Been listening to a lot of radio shows. None of them are all that good. I thought I'd like the soap operas---they were better suited for radio with long conversations, but they weren't operatic enough. One, Aunt Mary, had a long scene of a guy eating breakfast and talking about his lousy job prospects. 

I heard a clip from another episode where Aunt Mary discusses a relative who's on trial for murder, so I thought it would be better than it was.

Radio episodes of Dragnet were surprisingly violent. In one, a disturbed high school boy had been slashing girls with a knife in the crowded hallways between classes. He somehow managed to do this dozens of times without anyone spotting him. Things were very different back then and this had gone on for weeks before the principal deigned to call the cops.  

Dragnet episodes were based on real cases. I heard that you can search old newspapers and find the ones that ended in death sentences.

You might not want to binge-listen to 15-minute radio serials. There's a certain amount of recapping every episode which means that they explain everything again every several minutes.

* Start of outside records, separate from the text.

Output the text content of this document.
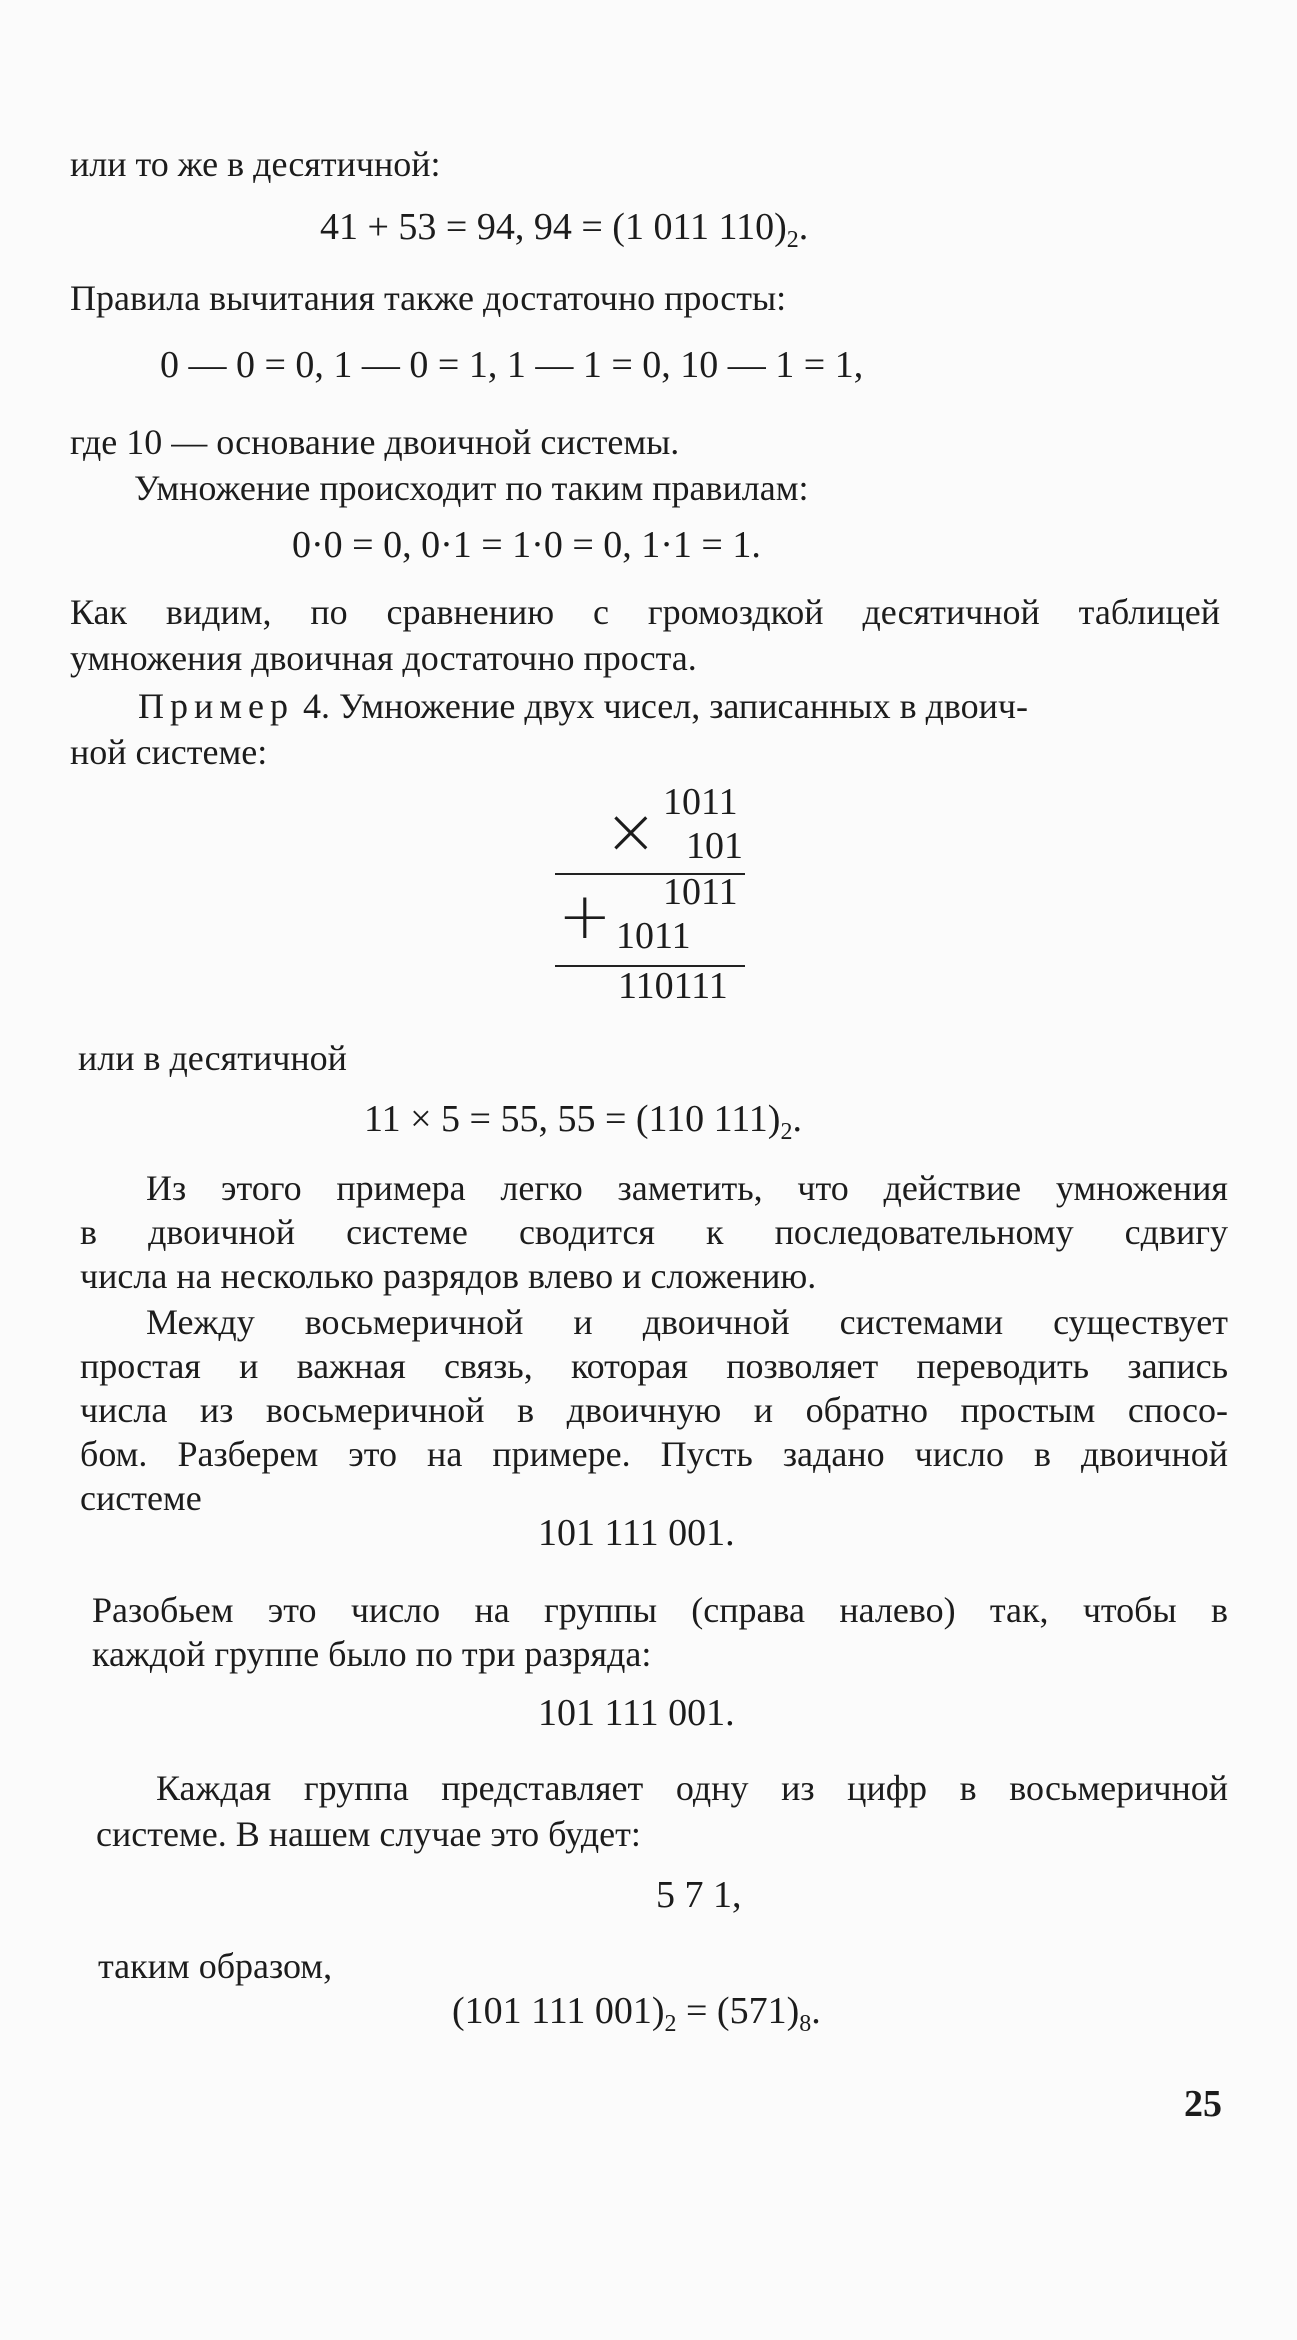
или то же в десятичной:
41 + 53 = 94, 94 = (1 011 $110)_2$.
Правила вычитания также достаточно просты:
0 — 0 = 0, 1 — 0 = 1, 1 — 1 = 0, 10 — 1 = 1,
где 10 — основание двоичной системы.
Умножение происходит по таким правилам:
0·0 = 0, 0·1 = 1·0 = 0, 1·1 = 1.
Как видим, по сравнению с громоздкой десятичной таблицей
умножения двоичная достаточно проста.
Пример 4. Умножение двух чисел, записанных в двоич-
ной системе:
1011
× 101
1011
+ 1011
110111
или в десятичной
11 × 5 = 55, 55 = (110 $111)_2$.
Из этого примера легко заметить, что действие умножения
в двоичной системе сводится к последовательному сдвигу
числа на несколько разрядов влево и сложению.
Между восьмеричной и двоичной системами существует
простая и важная связь, которая позволяет переводить запись
числа из восьмеричной в двоичную и обратно простым спосо-
бом. Разберем это на примере. Пусть задано число в двоичной
системе
101 111 001.
Разобьем это число на группы (справа налево) так, чтобы в
каждой группе было по три разряда:
101 111 001.
Каждая группа представляет одну из цифр в восьмеричной
системе. В нашем случае это будет:
5 7 1,
таким образом,
(101 111 $001)_2 = (571)_8$.
25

I guess radio was an easy gig. You just stand there and read your script. Humphrey Bogart and Lauren Bacall had a show, as did James Stewart, Dick Powell and other stars who, today, would be too big for television.

There was an NBC radio series of plays by Arch Oboler including one based on Dalton Trumbo's Johnny Got His Gun and The Family Nagachi broadcast in 1945 about a Japanese-American family imprisoned in internment camps during World War Two while their son was fighting the Nazis.